The utility of this framework will depend on CSPs and their customers. If it is used by both to assess potential threats to critical data and services, it could be a way for both parties to understand the impacts of various incident scenarios. It also could be a jumping-off point for future efforts to better specify which types of cloud security issues could have the most significant impacts and then how to mitigate those threats.
CHAPTER 4: ADDITIONAL PUBLIC POLICY ISSUES TO CONSIDER
The focus of this paper is on the public policy implications of cloud security. There are other important, relevant public policy issues for which extensive treatments are beyond the scope of this paper, namely 1) data governance, 2) the connection of technology industries and geopolitical influence, and 3) antitrust regulation. Some of these issues have direct relevance to the suite of security policy issues this paper discusses, including policy debates about data localization and critical infrastructure, while others like antitrust considerations are indirectly related.
The field of data governance encompasses a large set of issues involving the control, access, protection, and regulation of personal and commercial data by both technology companies and governments. As huge amounts of both individual and business data have started being stored and processed in the cloud, this transition has raised questions about the access that governments can exercise to data in the cloud, particularly for CSPs that store data overseas.
The nature of cloud services is such that data belonging to one country’s citizens or government may be stored in different countries and jurisdictions. This state of affairs then poses data governance issues: Who makes the rules regulating that data? Should it be the country where the data is stored (keeping in mind that cloud data may in fact be sharded, or split up and simultaneously stored in different data centers) or the country where the data’s owners are located?108 The latter option raises problems due to the application of law extraterritorially, particularly given the deficiencies in mutual legal assistance frameworks for digital information. Yet, if that were not done, there would be serious challenges to legitimate lawful access requests in the United States and other countries with strong rule of law. On the other hand, expanding lawful access could enable countries with weaker human rights records to conduct illegitimate surveillance and exploit the sovereignty of other countries where privacy values may differ.
In March 2018, the United States passed legislation to clarify that the Stored Communications Act, which allows law enforcement to issue warrants or court order to access data held by service providers, applies to data held overseas. This legislation, the Clarifying Lawful Overseas Use of Data (CLOUD) Act, also enabled the United States to conclude agreements with foreign countries that meet a set of privacy protections to allow their law enforcement agencies to request data from U.S. service providers.109 While the CLOUD Act did not solve all issues associated with cross-border data access, it did provide some greater clarity for CSPs and remediated some potential situations where, to comply with the law of one jurisdiction, they might violate the law of a different jurisdiction.

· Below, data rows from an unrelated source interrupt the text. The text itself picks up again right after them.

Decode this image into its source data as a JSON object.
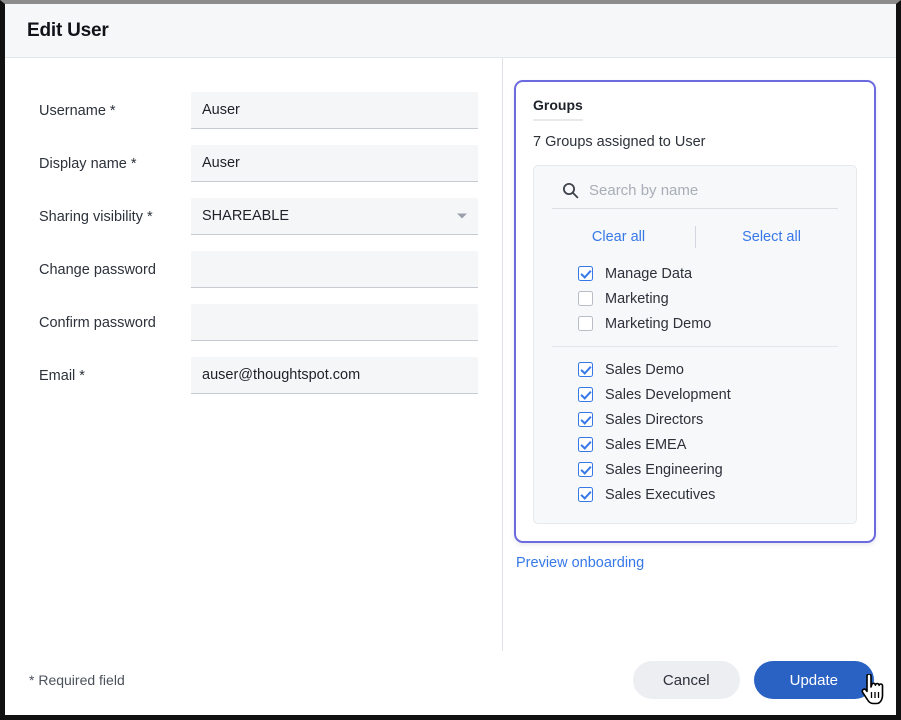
{
  "dialog": {
    "title": "Edit User"
  },
  "form": {
    "fields": [
      {
        "label": "Username *",
        "value": "Auser",
        "type": "text",
        "empty": false
      },
      {
        "label": "Display name *",
        "value": "Auser",
        "type": "text",
        "empty": false
      },
      {
        "label": "Sharing visibility *",
        "value": "SHAREABLE",
        "type": "select",
        "empty": false
      },
      {
        "label": "Change password",
        "value": "",
        "type": "password",
        "empty": true
      },
      {
        "label": "Confirm password",
        "value": "",
        "type": "password",
        "empty": true
      },
      {
        "label": "Email *",
        "value": "auser@thoughtspot.com",
        "type": "text",
        "empty": false
      }
    ]
  },
  "groups": {
    "tab_label": "Groups",
    "assigned_text": "7 Groups assigned to User",
    "search_placeholder": "Search by name",
    "search_value": "",
    "clear_all_label": "Clear all",
    "select_all_label": "Select all",
    "items_top": [
      {
        "label": "Manage Data",
        "checked": true
      },
      {
        "label": "Marketing",
        "checked": false
      },
      {
        "label": "Marketing Demo",
        "checked": false
      }
    ],
    "items_bottom": [
      {
        "label": "Sales Demo",
        "checked": true
      },
      {
        "label": "Sales Development",
        "checked": true
      },
      {
        "label": "Sales Directors",
        "checked": true
      },
      {
        "label": "Sales EMEA",
        "checked": true
      },
      {
        "label": "Sales Engineering",
        "checked": true
      },
      {
        "label": "Sales Executives",
        "checked": true
      }
    ],
    "preview_link_label": "Preview onboarding"
  },
  "footer": {
    "required_note": "* Required field",
    "cancel_label": "Cancel",
    "update_label": "Update"
  },
  "icons": {
    "search": "search-icon",
    "caret": "chevron-down-icon",
    "cursor": "pointer-hand-cursor"
  },
  "colors": {
    "accent_border": "#6b6bdf",
    "link": "#3778e8",
    "primary_button": "#2a62c4",
    "checkbox_on": "#3778e8",
    "field_bg": "#f5f6f8"
  }
}
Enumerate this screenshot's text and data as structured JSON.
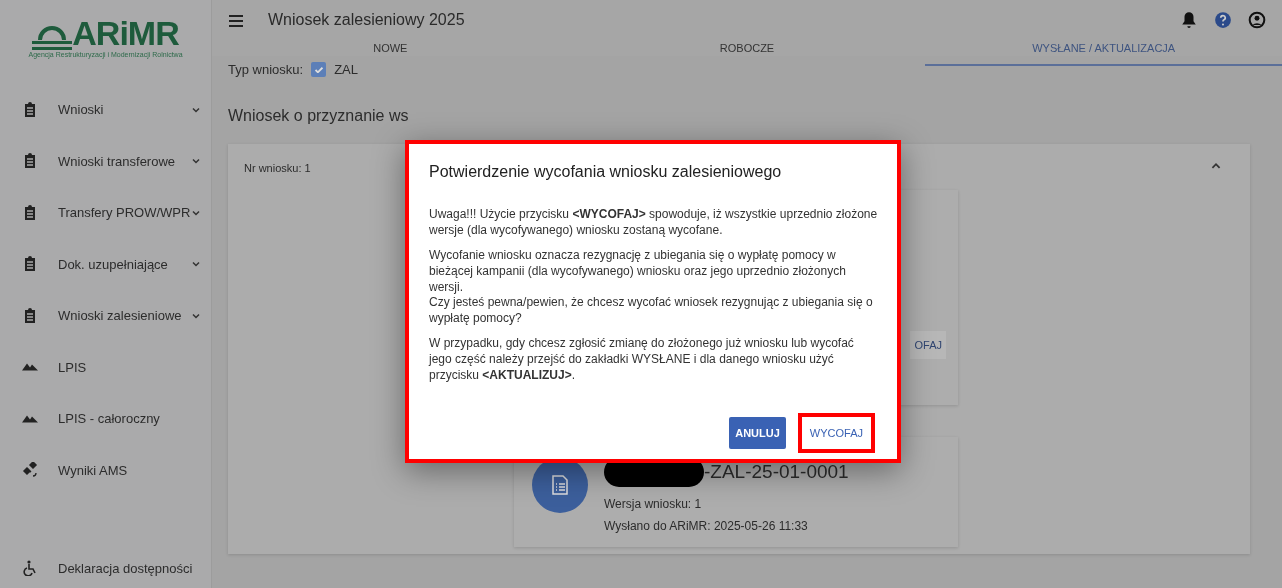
{
  "logo": {
    "name": "ARiMR",
    "subtitle": "Agencja Restrukturyzacji i Modernizacji Rolnictwa"
  },
  "sidebar": {
    "items": [
      {
        "label": "Wnioski",
        "kind": "group"
      },
      {
        "label": "Wnioski transferowe",
        "kind": "group"
      },
      {
        "label": "Transfery PROW/WPR",
        "kind": "group"
      },
      {
        "label": "Dok. uzupełniające",
        "kind": "group"
      },
      {
        "label": "Wnioski zalesieniowe",
        "kind": "group"
      },
      {
        "label": "LPIS",
        "kind": "map"
      },
      {
        "label": "LPIS - całoroczny",
        "kind": "map"
      },
      {
        "label": "Wyniki AMS",
        "kind": "satellite"
      }
    ],
    "footer_item": {
      "label": "Deklaracja dostępności",
      "kind": "accessibility"
    }
  },
  "header": {
    "title": "Wniosek zalesieniowy 2025"
  },
  "tabs": [
    {
      "label": "NOWE",
      "selected": false
    },
    {
      "label": "ROBOCZE",
      "selected": false
    },
    {
      "label": "WYSŁANE / AKTUALIZACJA",
      "selected": true
    }
  ],
  "filter": {
    "label": "Typ wniosku:",
    "option": "ZAL",
    "checked": true
  },
  "section_title": "Wniosek o przyznanie ws",
  "application_card": {
    "number": "Nr wniosku: 1",
    "expanded": true,
    "partial_button": "OFAJ",
    "version_card": {
      "id": "-ZAL-25-01-0001",
      "version": "Wersja wniosku: 1",
      "sent": "Wysłano do ARiMR: 2025-05-26 11:33"
    }
  },
  "dialog": {
    "title": "Potwierdzenie wycofania wniosku zalesieniowego",
    "paragraphs": [
      "Uwaga!!! Użycie przycisku **<WYCOFAJ>** spowoduje, iż wszystkie uprzednio złożone wersje (dla wycofywanego) wniosku zostaną wycofane.",
      "Wycofanie wniosku oznacza rezygnację z ubiegania się o wypłatę pomocy w bieżącej kampanii (dla wycofywanego) wniosku oraz jego uprzednio złożonych wersji.\nCzy jesteś pewna/pewien, że chcesz wycofać wniosek rezygnując z ubiegania się o wypłatę pomocy?",
      "W przypadku, gdy chcesz zgłosić zmianę do złożonego już wniosku lub wycofać jego część należy przejść do zakładki WYSŁANE i dla danego wniosku użyć przycisku **<AKTUALIZUJ>**."
    ],
    "buttons": [
      {
        "label": "ANULUJ",
        "kind": "primary",
        "highlighted": false
      },
      {
        "label": "WYCOFAJ",
        "kind": "text",
        "highlighted": true
      }
    ]
  }
}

Similarly, in February 2019, the United Kingdom (UK) passed legislation empowering law enforcement to issue “overseas production orders” to providers to compel them to provide electronic evidence, regardless of location.110 Both pieces of legislation are significant in that they extend the reach of legal authorities beyond national boundaries and attempt to adapt electronic evidence law to the new reality of global CSPs with data distributed in many jurisdictions.

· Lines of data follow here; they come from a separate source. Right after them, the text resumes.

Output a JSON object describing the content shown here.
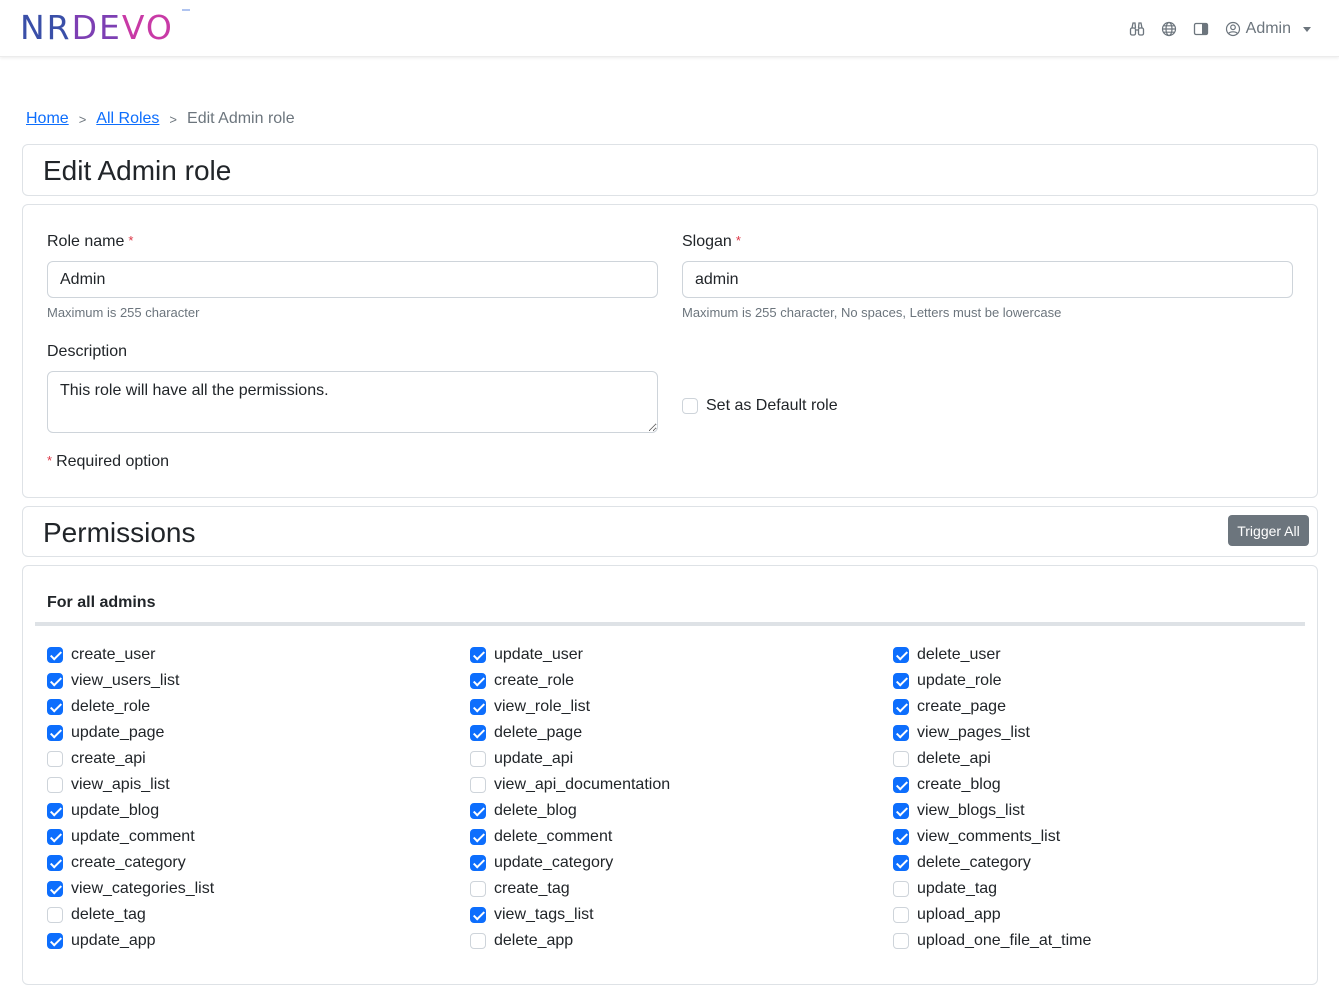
{
  "header": {
    "logo_parts": [
      "NR",
      "DE",
      "VO"
    ],
    "user_label": "Admin",
    "icons": [
      "binoculars-icon",
      "globe-icon",
      "sidebar-toggle-icon",
      "user-circle-icon"
    ]
  },
  "breadcrumb": {
    "home": "Home",
    "roles": "All Roles",
    "current": "Edit Admin role"
  },
  "page": {
    "title": "Edit Admin role"
  },
  "form": {
    "role_name_label": "Role name",
    "role_name_value": "Admin",
    "role_name_help": "Maximum is 255 character",
    "slogan_label": "Slogan",
    "slogan_value": "admin",
    "slogan_help": "Maximum is 255 character, No spaces, Letters must be lowercase",
    "description_label": "Description",
    "description_value": "This role will have all the permissions.",
    "default_role_label": "Set as Default role",
    "default_role_checked": false,
    "required_note": "Required option",
    "required_mark": "*"
  },
  "permissions": {
    "title": "Permissions",
    "trigger_all_label": "Trigger All",
    "group_title": "For all admins",
    "items": [
      {
        "name": "create_user",
        "checked": true
      },
      {
        "name": "update_user",
        "checked": true
      },
      {
        "name": "delete_user",
        "checked": true
      },
      {
        "name": "view_users_list",
        "checked": true
      },
      {
        "name": "create_role",
        "checked": true
      },
      {
        "name": "update_role",
        "checked": true
      },
      {
        "name": "delete_role",
        "checked": true
      },
      {
        "name": "view_role_list",
        "checked": true
      },
      {
        "name": "create_page",
        "checked": true
      },
      {
        "name": "update_page",
        "checked": true
      },
      {
        "name": "delete_page",
        "checked": true
      },
      {
        "name": "view_pages_list",
        "checked": true
      },
      {
        "name": "create_api",
        "checked": false
      },
      {
        "name": "update_api",
        "checked": false
      },
      {
        "name": "delete_api",
        "checked": false
      },
      {
        "name": "view_apis_list",
        "checked": false
      },
      {
        "name": "view_api_documentation",
        "checked": false
      },
      {
        "name": "create_blog",
        "checked": true
      },
      {
        "name": "update_blog",
        "checked": true
      },
      {
        "name": "delete_blog",
        "checked": true
      },
      {
        "name": "view_blogs_list",
        "checked": true
      },
      {
        "name": "update_comment",
        "checked": true
      },
      {
        "name": "delete_comment",
        "checked": true
      },
      {
        "name": "view_comments_list",
        "checked": true
      },
      {
        "name": "create_category",
        "checked": true
      },
      {
        "name": "update_category",
        "checked": true
      },
      {
        "name": "delete_category",
        "checked": true
      },
      {
        "name": "view_categories_list",
        "checked": true
      },
      {
        "name": "create_tag",
        "checked": false
      },
      {
        "name": "update_tag",
        "checked": false
      },
      {
        "name": "delete_tag",
        "checked": false
      },
      {
        "name": "view_tags_list",
        "checked": true
      },
      {
        "name": "upload_app",
        "checked": false
      },
      {
        "name": "update_app",
        "checked": true
      },
      {
        "name": "delete_app",
        "checked": false
      },
      {
        "name": "upload_one_file_at_time",
        "checked": false
      }
    ]
  },
  "colors": {
    "primary": "#0d6efd",
    "secondary_button": "#6c757d",
    "required": "#dc3545"
  }
}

The wide reach of foreign governments has long been a major data governance issue and a key concern for many countries. Revelations about the surveillance capabilities of U.S. intelligence agencies and their close cooperation with U.S. tech companies, as disclosed by former intelligence contractor Edward Snowden in 2013, led to profound mistrust of U.S. tech companies overseas. Since the major CSPs (AWS, Google Cloud, and Microsoft Azure) and other tech companies with major cloud offerings (Salesforce, Dropbox, and IBM) are all based in the United States, other countries have sought to put protections in place to limit how those companies use the data of their citizens. Concerns about foreign surveillance contributed to the European Union’s (EU) General Data Protection Regulation (GDPR) in 2018, which applied EU data protection standards to any data related to EU citizens, even if located outside the EU. Depending on the specifics of their arrangements, many CSPs qualify as “data processors” for their European customers, meaning they must comply with GDPR restrictions.111
Concerns over access to content and the implications for human rights also affect CSPs entering markets in regions that include authoritarian governments. Some governments are widely known to conduct surveillance of human rights activists and dissidents and to seek to use technology companies to enforce censorship and take down politically controversial content.112 Nevertheless, cloud firms appear to be moving forward with expanding their presence in authoritarian and authoritarian-leaning countries.113 In 2017, AWS announced it would open its first region in the Middle East, in Bahrain, to come online in early 2019, while also saying it would have an edge network location in the United Arab Emirates (UAE).114 Microsoft Azure followed suit with regions in Abu Dhabi and Dubai.115 A month later, Google’s quarterly earnings report confirmed116 that it would be building a region in Saudi Arabia, bringing its global total to twenty. However, as of June 2020, this region is not yet online, though there have been reports that Google is still pursuing it.117
Reports about AWS investment in Saudi Arabia are also dated. It is unclear to what extent the murder of Saudi journalist Jamal Khashoggi and a high-profile dispute between Bezos and Saudi Arabia’s Crown Prince Mohammed bin Salman have influenced this state of affairs. Major Western cloud firms appear to be attempting to balance the human rights concerns of doing business in the Middle East with the potential profits from partnering with wealthy governments in a growing market.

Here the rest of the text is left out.